Premier discours de Yasser Arafat devant l'Assemblée générale des Nations unies

Texte rédigé par l'équipe de Perspective monde

Yasser Arafat

Le président de l'Organisation de libération de la Palestine (OLP), Yasser Arafat, prononce un discours historique lors de la 29e session de l'Assemblée générale de l'Organisation des Nations unies (ONU), à New York. Cette session est présidée par le ministre des Affaires étrangères de l'Algérie, Abdelaziz Bouteflika.

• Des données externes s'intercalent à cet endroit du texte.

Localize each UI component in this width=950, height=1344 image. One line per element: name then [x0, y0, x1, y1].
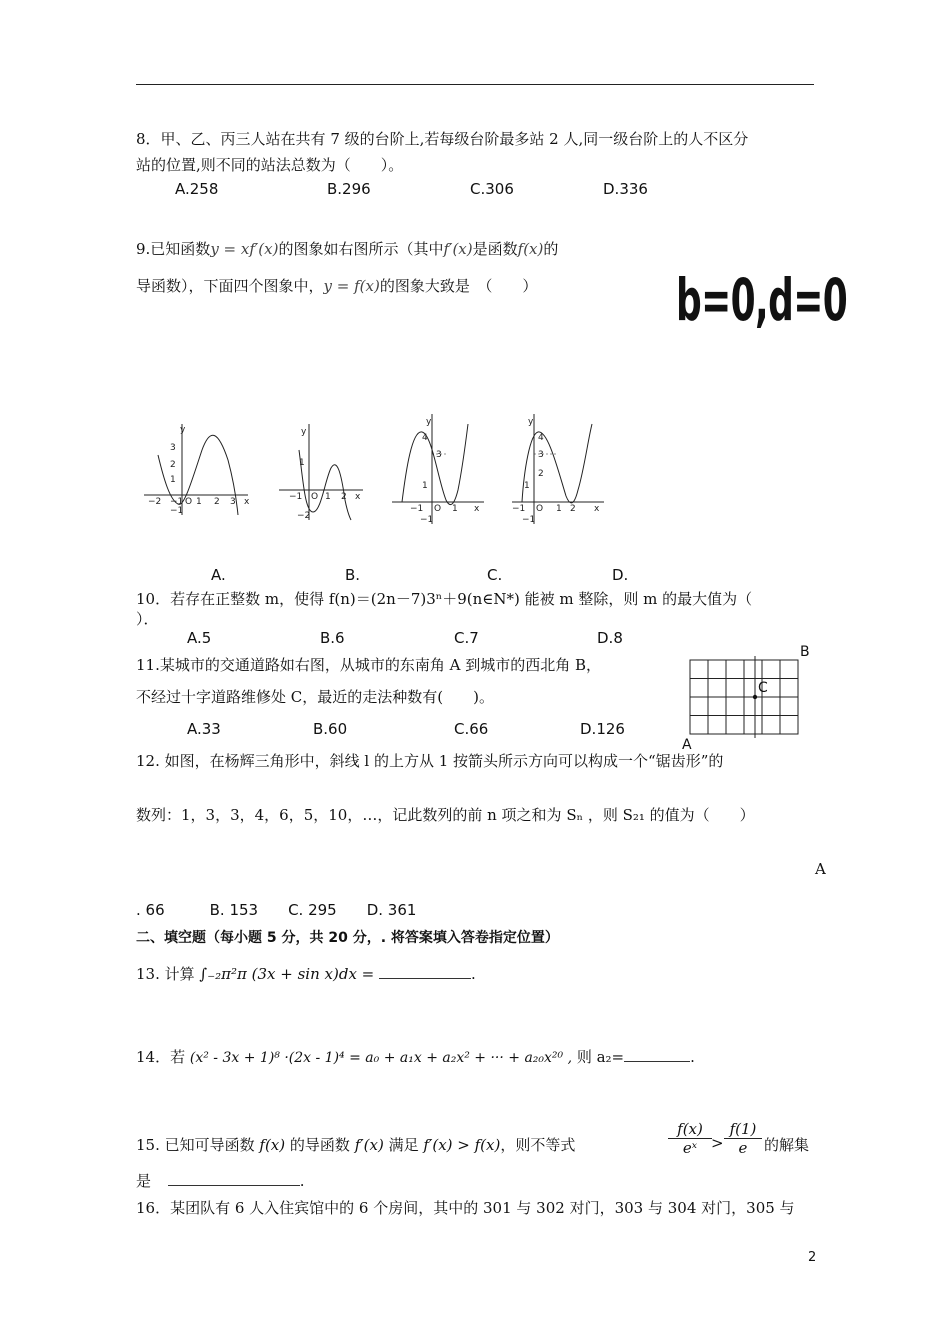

En 1974, l'OLP, que dirige Yasser Arafat, tente d'obtenir la reconnaissance internationale. Sa cause avance de façon notable le 22 septembre 1974. L'Assemblée générale de l'ONU inscrit alors pour la première fois la question palestinienne à son agenda dans les sujets à débattre. Auparavant, celle-ci faisait partie intégrante de la question générale du Moyen-Orient. Malgré une forte opposition d'Israël, l'ONU prend la décision historique d'inviter l'OLP à prendre part aux débats concernant la question palestinienne. Le résultat du vote est le suivant : 104 pour, 4 contre (dont Israël et les États-Unis) et 20 abstentions. Lors de sa première allocution devant l'Assemblée générale de l'ONU, le 13 novembre, Arafat déclare que le but de son organisation demeure la création en Palestine d'un État démocratique où chrétiens, juifs et musulmans pourront vivre dans la justice, l'égalité et la fraternité. Le 22 novembre, l'Assemblée générale de l'ONU reconnaît les «droits inaliénables» des réfugiés palestiniens de retrouver leurs maisons et leurs biens. Elle affirme également le droit à l'autodétermination du peuple palestinien. Dans une seconde résolution, l'OLP se voit octroyer le statut d'observateur et est considérée comme acteur principal dans l'établissement d'une paix durable au Moyen-Orient. L'OLP est la première Organisation non-gouvernementale à prendre part à une assemblée plénière de l'ONU.

Dans les médias...


Ania Francos, «Nations unies et territoires occupés : un nouveau front»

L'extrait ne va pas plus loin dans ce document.